DataTalksClub · github-actions · Mar 5, 2026
diff --git a/...ing-zoomcamp/module-6/025_6f04719ff8_spark-max-trip-distance-outliers-filter.md b/...ing-zoomcamp/module-6/025_6f04719ff8_spark-max-trip-distance-outliers-filter.md
@@ -0,0 +1,18 @@
+---
+id: 6f04719ff8
+question: Why does max(trip_distance) return extremely large values in Spark for yellow_tripdata_2023-11,
+  and how can I obtain a realistic maximum?
+sort_order: 25
+---
+
+- This issue is caused by data quality problems in the NYC Taxi dataset. Some rows have unrealistic trip_distance values due to GPS errors, sensor faults, corrupted trip records, or incorrect meter readings.
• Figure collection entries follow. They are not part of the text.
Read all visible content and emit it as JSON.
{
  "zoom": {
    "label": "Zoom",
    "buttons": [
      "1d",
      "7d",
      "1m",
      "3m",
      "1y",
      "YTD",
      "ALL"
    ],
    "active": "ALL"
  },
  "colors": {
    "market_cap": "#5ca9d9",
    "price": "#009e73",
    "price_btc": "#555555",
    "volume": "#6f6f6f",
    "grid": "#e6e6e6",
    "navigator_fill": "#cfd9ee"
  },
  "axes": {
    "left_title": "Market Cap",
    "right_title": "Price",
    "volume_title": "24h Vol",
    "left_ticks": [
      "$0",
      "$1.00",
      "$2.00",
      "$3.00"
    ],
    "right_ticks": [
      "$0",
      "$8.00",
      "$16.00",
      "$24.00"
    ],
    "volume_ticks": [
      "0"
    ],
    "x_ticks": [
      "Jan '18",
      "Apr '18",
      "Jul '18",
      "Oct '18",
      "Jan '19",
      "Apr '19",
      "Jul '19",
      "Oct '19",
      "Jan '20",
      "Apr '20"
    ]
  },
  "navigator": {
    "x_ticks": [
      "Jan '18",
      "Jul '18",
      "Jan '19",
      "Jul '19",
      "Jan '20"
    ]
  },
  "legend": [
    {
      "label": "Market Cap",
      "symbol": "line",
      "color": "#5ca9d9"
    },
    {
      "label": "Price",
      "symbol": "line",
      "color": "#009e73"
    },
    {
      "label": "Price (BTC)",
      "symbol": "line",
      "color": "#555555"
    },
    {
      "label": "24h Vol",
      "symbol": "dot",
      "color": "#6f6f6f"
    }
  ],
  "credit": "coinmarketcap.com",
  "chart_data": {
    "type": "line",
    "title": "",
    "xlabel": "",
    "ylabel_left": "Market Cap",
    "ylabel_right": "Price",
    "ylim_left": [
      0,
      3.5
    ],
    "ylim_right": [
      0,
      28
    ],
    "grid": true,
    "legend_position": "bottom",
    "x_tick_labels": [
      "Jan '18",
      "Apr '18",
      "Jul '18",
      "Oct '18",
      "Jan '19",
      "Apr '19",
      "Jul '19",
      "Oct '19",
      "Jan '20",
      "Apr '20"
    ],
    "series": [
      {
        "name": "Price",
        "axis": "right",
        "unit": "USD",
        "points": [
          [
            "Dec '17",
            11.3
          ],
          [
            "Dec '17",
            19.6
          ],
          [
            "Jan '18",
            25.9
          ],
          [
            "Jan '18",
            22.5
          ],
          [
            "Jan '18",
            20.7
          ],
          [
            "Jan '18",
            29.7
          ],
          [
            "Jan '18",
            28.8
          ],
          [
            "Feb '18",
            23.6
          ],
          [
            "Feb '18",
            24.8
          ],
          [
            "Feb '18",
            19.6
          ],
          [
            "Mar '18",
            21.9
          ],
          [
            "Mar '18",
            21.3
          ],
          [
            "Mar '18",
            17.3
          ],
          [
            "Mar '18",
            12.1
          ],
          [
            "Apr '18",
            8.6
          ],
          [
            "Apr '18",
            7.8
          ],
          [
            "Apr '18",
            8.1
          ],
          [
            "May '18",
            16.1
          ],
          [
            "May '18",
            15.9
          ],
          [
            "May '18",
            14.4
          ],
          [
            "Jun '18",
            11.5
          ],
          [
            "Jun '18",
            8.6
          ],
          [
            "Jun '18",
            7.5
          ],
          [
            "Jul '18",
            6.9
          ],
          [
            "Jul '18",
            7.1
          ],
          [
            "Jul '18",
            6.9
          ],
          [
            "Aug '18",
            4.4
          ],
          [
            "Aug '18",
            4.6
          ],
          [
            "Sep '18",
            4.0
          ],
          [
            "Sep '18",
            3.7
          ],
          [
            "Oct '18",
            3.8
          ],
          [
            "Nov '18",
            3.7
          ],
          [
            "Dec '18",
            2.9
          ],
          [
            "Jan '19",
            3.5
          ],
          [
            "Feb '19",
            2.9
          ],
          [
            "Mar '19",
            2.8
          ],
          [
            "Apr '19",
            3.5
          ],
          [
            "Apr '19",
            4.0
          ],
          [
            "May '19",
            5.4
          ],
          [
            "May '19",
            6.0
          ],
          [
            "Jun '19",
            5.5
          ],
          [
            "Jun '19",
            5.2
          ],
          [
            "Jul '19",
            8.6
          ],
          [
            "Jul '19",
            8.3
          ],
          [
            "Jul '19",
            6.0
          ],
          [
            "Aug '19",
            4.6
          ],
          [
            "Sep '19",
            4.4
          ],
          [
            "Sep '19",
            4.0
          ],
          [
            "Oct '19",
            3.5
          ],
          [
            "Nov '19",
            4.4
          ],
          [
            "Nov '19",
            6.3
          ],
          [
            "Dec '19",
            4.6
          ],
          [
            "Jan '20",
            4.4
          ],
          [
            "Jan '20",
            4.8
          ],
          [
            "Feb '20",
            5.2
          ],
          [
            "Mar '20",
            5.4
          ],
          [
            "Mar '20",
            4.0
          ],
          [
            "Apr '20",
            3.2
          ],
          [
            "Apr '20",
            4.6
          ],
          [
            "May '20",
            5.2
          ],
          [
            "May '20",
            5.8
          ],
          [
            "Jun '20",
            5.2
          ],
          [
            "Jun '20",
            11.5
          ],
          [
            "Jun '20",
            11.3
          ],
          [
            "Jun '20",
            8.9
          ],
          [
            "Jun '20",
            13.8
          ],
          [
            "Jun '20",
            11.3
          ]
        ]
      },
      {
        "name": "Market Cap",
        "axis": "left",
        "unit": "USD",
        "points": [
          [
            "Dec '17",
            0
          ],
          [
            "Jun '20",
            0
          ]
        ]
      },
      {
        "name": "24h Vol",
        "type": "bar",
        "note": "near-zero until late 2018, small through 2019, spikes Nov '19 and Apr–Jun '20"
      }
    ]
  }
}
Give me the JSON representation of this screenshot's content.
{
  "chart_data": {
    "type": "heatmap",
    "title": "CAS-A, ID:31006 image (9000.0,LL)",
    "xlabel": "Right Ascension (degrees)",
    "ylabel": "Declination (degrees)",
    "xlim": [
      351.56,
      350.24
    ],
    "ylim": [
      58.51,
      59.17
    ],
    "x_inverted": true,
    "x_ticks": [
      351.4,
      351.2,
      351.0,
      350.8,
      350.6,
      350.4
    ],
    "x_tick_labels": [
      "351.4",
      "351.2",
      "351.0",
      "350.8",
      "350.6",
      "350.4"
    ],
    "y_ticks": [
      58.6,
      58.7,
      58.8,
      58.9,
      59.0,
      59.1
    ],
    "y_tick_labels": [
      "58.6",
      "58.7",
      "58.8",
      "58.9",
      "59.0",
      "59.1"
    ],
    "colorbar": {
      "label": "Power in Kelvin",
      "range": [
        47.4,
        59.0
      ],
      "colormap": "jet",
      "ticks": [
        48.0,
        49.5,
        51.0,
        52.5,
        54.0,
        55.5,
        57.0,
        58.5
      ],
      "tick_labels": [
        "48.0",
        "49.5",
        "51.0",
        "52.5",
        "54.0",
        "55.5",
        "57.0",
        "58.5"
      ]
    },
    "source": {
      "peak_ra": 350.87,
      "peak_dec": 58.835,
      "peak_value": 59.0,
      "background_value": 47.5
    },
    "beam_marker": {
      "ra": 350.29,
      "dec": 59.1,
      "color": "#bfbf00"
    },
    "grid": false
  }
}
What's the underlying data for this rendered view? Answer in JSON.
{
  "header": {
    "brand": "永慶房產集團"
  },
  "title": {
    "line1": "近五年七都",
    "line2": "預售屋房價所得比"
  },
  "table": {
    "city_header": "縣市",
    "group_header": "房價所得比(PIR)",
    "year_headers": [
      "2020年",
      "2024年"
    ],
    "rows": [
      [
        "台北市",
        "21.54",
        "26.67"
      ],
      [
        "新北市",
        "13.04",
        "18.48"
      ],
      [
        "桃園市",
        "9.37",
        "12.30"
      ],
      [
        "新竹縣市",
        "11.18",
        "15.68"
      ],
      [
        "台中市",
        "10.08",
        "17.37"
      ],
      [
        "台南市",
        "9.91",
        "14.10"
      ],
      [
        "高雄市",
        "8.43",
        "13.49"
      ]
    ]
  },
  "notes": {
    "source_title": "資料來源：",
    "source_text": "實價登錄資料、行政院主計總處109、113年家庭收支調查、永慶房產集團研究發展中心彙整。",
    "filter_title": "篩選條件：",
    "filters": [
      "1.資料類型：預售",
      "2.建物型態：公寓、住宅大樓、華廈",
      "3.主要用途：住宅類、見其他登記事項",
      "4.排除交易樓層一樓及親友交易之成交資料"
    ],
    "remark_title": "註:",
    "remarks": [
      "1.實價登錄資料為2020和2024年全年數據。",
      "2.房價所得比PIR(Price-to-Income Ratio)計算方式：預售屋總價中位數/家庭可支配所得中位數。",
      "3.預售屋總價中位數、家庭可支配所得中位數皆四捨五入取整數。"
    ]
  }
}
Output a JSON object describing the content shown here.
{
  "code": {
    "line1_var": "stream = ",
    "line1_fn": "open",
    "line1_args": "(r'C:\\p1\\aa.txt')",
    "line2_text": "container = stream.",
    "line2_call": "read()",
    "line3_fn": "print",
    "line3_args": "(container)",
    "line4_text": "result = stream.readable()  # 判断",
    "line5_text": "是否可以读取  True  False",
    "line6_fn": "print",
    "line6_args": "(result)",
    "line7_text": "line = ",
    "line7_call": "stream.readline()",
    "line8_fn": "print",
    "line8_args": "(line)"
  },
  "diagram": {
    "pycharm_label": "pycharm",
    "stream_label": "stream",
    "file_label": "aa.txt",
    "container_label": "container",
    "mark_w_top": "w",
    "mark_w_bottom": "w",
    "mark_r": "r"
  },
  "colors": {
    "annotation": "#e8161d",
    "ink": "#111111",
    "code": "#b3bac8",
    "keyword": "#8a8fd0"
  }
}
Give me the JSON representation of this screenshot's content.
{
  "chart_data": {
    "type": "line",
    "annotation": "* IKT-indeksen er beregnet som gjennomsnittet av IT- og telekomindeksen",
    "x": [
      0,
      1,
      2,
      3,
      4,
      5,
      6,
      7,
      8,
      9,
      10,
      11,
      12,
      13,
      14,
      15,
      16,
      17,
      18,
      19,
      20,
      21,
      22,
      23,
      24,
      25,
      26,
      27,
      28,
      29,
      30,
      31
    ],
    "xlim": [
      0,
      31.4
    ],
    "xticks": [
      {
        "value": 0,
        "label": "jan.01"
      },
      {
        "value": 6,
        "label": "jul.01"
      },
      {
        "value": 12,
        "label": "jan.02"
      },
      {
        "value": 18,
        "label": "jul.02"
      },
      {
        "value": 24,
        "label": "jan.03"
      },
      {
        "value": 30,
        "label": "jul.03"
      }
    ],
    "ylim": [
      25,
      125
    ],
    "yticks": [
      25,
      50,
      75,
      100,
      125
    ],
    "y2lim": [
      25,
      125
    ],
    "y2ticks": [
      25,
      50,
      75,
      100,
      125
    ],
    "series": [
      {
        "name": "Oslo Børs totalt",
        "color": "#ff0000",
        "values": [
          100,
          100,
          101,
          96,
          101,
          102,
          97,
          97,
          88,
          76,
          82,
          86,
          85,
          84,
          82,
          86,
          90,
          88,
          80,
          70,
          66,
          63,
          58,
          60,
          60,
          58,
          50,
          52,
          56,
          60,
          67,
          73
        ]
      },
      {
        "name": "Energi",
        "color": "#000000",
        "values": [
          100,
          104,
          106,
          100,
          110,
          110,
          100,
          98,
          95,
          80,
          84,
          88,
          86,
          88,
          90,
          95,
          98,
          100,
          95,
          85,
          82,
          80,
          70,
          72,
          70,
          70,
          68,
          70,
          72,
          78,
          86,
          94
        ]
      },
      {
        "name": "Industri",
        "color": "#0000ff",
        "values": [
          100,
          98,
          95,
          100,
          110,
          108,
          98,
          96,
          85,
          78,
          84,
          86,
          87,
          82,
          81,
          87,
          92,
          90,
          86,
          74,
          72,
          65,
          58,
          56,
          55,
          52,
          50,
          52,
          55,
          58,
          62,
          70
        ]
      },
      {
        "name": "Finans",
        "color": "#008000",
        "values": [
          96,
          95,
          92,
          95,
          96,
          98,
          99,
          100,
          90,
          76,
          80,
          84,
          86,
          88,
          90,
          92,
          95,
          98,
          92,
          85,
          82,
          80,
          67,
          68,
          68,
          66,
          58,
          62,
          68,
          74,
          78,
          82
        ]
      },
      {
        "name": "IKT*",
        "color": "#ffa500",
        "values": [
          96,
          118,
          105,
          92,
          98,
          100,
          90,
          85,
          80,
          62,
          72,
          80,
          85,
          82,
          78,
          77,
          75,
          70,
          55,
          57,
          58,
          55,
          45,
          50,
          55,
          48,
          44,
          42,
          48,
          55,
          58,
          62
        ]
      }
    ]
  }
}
When Spark computes max(trip_distance) without filtering, these outliers inflate the result.
+
+- To obtain a more realistic maximum, apply a simple filter before computing the maximum. For example:
+
+```python
+df.filter('trip_distance > 0 AND trip_distance < 200').selectExpr('max(trip_distance)').show()
+```
+
+- Notes:
+  - The threshold (200 in the example) is dataset-specific; adjust it to reflect plausible trip distances for your data.
+  - This approach helps you reflect typical taxi trips rather than including extreme outliers.